DraftKings Inc. has been getting a rough ride recently in its home state.
The Boston-based online sportsbook operator is facing possible punishment from regulators after accepting funds in Massachusetts deposited elsewhere via credit card, as well as a proposed class action lawsuit over an allegedly misleading promotion.
Those issues were discussed Thursday by the Massachusetts Gaming Commission (MGC), the state’s legal sports betting regulator.
Commissioners heard DraftKings notified the regulator in late May that it had allowed funds deposited by credit card in other jurisdictions to be used in the Bay State since its launch of mobile wagering in early March.
This was despite DraftKings telling the commission before it received its mobile sports wagering license that it had proprietary wallet technology and used geolocation services to disable certain financial accounts depending on where a user is located. But when DraftKings notified the commission on May 31 about the mistake, it said “appropriate safeguards” were not in place when it launched in Massachusetts.
Swing and a miss
The company told Massachusetts regulators in June that a software update was now blocking out-of-state credit card funding. However, the following month, DraftKings said the earlier update was "ineffective," the MGC heard, and out-of-state credit card funding availability continued until July 13, when another software patch fixed the issue.
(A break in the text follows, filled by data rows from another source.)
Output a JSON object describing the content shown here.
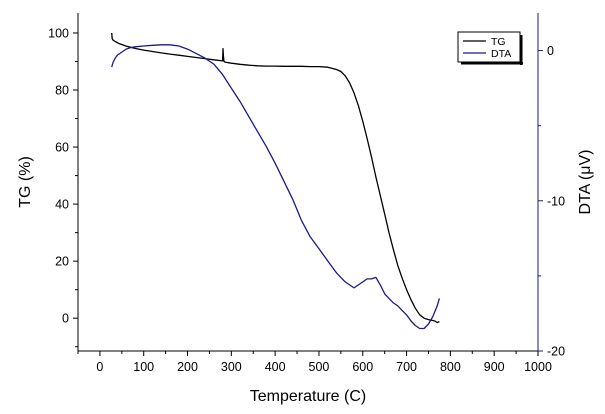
{
  "chart_data": {
    "type": "line",
    "title": "",
    "xlabel": "Temperature (C)",
    "ylabel_left": "TG (%)",
    "ylabel_right": "DTA (μV)",
    "xlim": [
      -50,
      1000
    ],
    "ylim_left": [
      -11.5,
      107
    ],
    "ylim_right": [
      -20,
      2.5
    ],
    "x_ticks": [
      0,
      100,
      200,
      300,
      400,
      500,
      600,
      700,
      800,
      900,
      1000
    ],
    "y_ticks_left": [
      0,
      20,
      40,
      60,
      80,
      100
    ],
    "y_ticks_right": [
      0,
      -10,
      -20
    ],
    "grid": false,
    "legend_position": "top-right",
    "series": [
      {
        "name": "TG",
        "axis": "left",
        "color": "#000000",
        "x": [
          27,
          28,
          30,
          35,
          45,
          60,
          80,
          100,
          120,
          140,
          160,
          180,
          200,
          220,
          240,
          260,
          275,
          280,
          281,
          282,
          283,
          285,
          300,
          320,
          340,
          360,
          380,
          400,
          420,
          440,
          460,
          480,
          500,
          520,
          540,
          550,
          560,
          570,
          580,
          590,
          600,
          610,
          620,
          630,
          640,
          650,
          660,
          670,
          680,
          690,
          700,
          710,
          720,
          730,
          740,
          750,
          760,
          765,
          770,
          775
        ],
        "y": [
          100,
          98,
          97.5,
          97,
          96.2,
          95.4,
          94.6,
          94,
          93.5,
          93,
          92.6,
          92.2,
          91.8,
          91.4,
          91,
          90.6,
          90.3,
          90.2,
          94.5,
          92,
          90.1,
          89.8,
          89.4,
          89,
          88.7,
          88.5,
          88.4,
          88.4,
          88.3,
          88.3,
          88.3,
          88.2,
          88.2,
          88,
          87.2,
          86.5,
          85,
          82.5,
          79,
          74.5,
          69,
          63,
          56.5,
          49.5,
          43,
          36.5,
          30,
          24,
          18.5,
          14,
          10,
          6.5,
          3.5,
          1.2,
          0,
          -0.5,
          -0.8,
          -1,
          -1.5,
          -1.2
        ]
      },
      {
        "name": "DTA",
        "axis": "right",
        "color": "#1a1a8c",
        "x": [
          27,
          30,
          35,
          40,
          45,
          50,
          60,
          70,
          80,
          100,
          120,
          140,
          160,
          180,
          200,
          220,
          240,
          260,
          280,
          300,
          320,
          340,
          360,
          380,
          400,
          420,
          440,
          460,
          480,
          500,
          520,
          540,
          560,
          570,
          580,
          590,
          600,
          610,
          620,
          630,
          640,
          650,
          660,
          670,
          680,
          690,
          700,
          710,
          720,
          730,
          740,
          750,
          760,
          770,
          775
        ],
        "y": [
          -1.1,
          -0.8,
          -0.5,
          -0.3,
          -0.2,
          -0.1,
          0.1,
          0.2,
          0.25,
          0.3,
          0.35,
          0.38,
          0.38,
          0.3,
          0.1,
          -0.2,
          -0.5,
          -0.9,
          -1.6,
          -2.5,
          -3.4,
          -4.4,
          -5.4,
          -6.4,
          -7.5,
          -8.7,
          -9.9,
          -11.3,
          -12.4,
          -13.2,
          -14,
          -14.8,
          -15.4,
          -15.6,
          -15.8,
          -15.6,
          -15.4,
          -15.2,
          -15.2,
          -15.1,
          -15.6,
          -16.2,
          -16.5,
          -16.8,
          -17,
          -17.3,
          -17.6,
          -18,
          -18.3,
          -18.5,
          -18.5,
          -18.2,
          -17.7,
          -17,
          -16.5
        ]
      }
    ]
  }
}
DraftKings ultimately reported that 218 users placed 242 wagers totaling $83,663.92 involving out-of-state credit card funding. DraftKings chalked up the mistakes to internal miscommunications and insufficient testing, but the company also told the commission that it implemented several fixes to avoid similar issues.
Still, the above didn’t sit right with commissioners, such as Eileen O’Brien, who called it “egregious” and said an adjudicatory hearing would be needed to resolve the matter, to which her fellow commissioners agreed.
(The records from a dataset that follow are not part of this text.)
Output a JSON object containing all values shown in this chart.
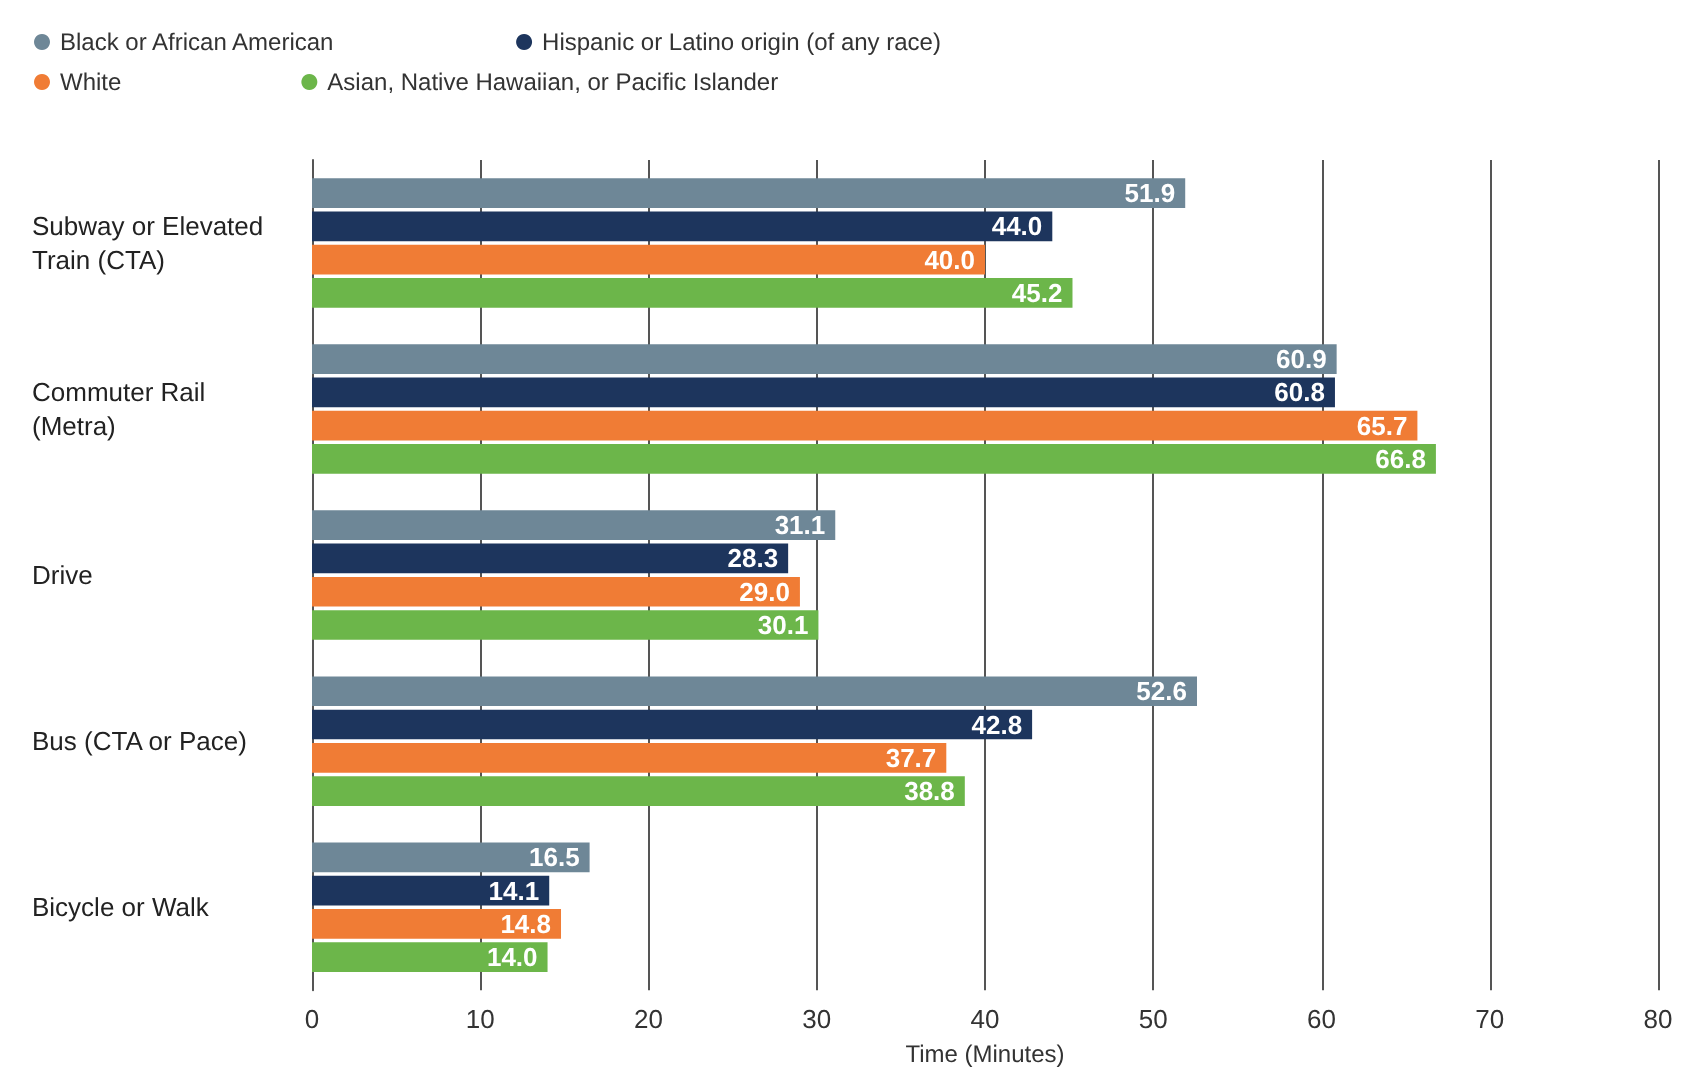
{
  "chart_data": {
    "type": "bar",
    "orientation": "horizontal",
    "xlabel": "Time (Minutes)",
    "categories": [
      "Subway or Elevated Train (CTA)",
      "Commuter Rail (Metra)",
      "Drive",
      "Bus (CTA or Pace)",
      "Bicycle or Walk"
    ],
    "series": [
      {
        "name": "Black or African American",
        "color": "#6e8797",
        "values": [
          51.9,
          60.9,
          31.1,
          52.6,
          16.5
        ],
        "value_labels": [
          "51.9",
          "60.9",
          "31.1",
          "52.6",
          "16.5"
        ]
      },
      {
        "name": "Hispanic or Latino origin (of any race)",
        "color": "#1d355d",
        "values": [
          44,
          60.8,
          28.3,
          42.8,
          14.1
        ],
        "value_labels": [
          "44.0",
          "60.8",
          "28.3",
          "42.8",
          "14.1"
        ]
      },
      {
        "name": "White",
        "color": "#f07c35",
        "values": [
          40,
          65.7,
          29,
          37.7,
          14.8
        ],
        "value_labels": [
          "40.0",
          "65.7",
          "29.0",
          "37.7",
          "14.8"
        ]
      },
      {
        "name": "Asian, Native Hawaiian, or Pacific Islander",
        "color": "#6cb64a",
        "values": [
          45.2,
          66.8,
          30.1,
          38.8,
          14
        ],
        "value_labels": [
          "45.2",
          "66.8",
          "30.1",
          "38.8",
          "14.0"
        ]
      }
    ],
    "xlim": [
      0,
      80
    ],
    "xticks": [
      0,
      10,
      20,
      30,
      40,
      50,
      60,
      70,
      80
    ],
    "grid": "x",
    "legend": "top left"
  }
}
“And I just would add that this is a violation of the statute,” commissioner Jordan Maynard said. “Not a [regulation], the statute.”
I read the news today, oh boy
The credit card issue is not the only matter the MGC discussed Thursday involving DraftKings. The company is facing the prospect of a class action lawsuit over an allegedly misleading sportsbook promotion, and commissioners and regulatory staff plan to keep an eye on the situation.
“This is litigation that doesn't involve the commission directly,” MGC chair Cathy Judd-Stein noted. “But there could be implications around our regulations where we might need to even add clarity.”
DraftKings is accused of dangling a $1,000 sign-up bonus for customers that would require $25,000 worth of gambling to unlock in full. The company, however, disagrees with the allegations and plans to defend itself in court.
The MGC did not get too in-depth into the ongoing legal matter. However, some commissioners voiced an interest in clarity about when a company must inform the commission about an issue like the one DraftKings is confronting.
“I, for one learned about it in the press, which I didn't love,” O’Brien said during Thursday’s meeting. “I'd like them to notify us at the same time something might hit the newspapers, if possible.”
Today's agenda for the Massachusetts Gaming Commission includes an item about the possible class action lawsuit DraftKings could face in the state over an allegedly misleading promo. Wrote a little bit about it here:https://t.co/k17mQfhmHI pic.twitter.com/vKeEd8AXpV
— Geoff Zochodne (@GeoffZochodne) December 14, 2023
The MGC heard about another, relatively smaller matter of alleged noncompliance on Thursday as well, this time involving Fanatics Sportsbook. According to a memo to the commission, Fanatics mistakenly took a $50 wager earlier this month on the Boston College football team's upcoming bowl game against Southern Methodist University on Dec. 28.
Betting on in-state college teams is forbidden in Massachusetts sports betting unless those teams are in a tournament like March Madness. Casino operators have been reprimanded in the state for violating this rule.
Fanatics notified regulators about the mistake and refunded the customer their stake. This "error," the memo noted, was caused by a Fanatics trader mistakenly turning the futures market for the game "on," allowing the single wager to be placed before it was turned “off” again after almost 19 hours of availability.
A more fulsome report on the matter will come before the MGC at a future meeting (and perhaps Fanatics will face a fine), although it sounded like commissioners viewed the alleged violation as a lesser one.
“We were notified very quickly,” commissioner Brad Hill said. “It was a game in the future. It was shut down immediately. The bet was taken back. That's a civil penalty, in my view.”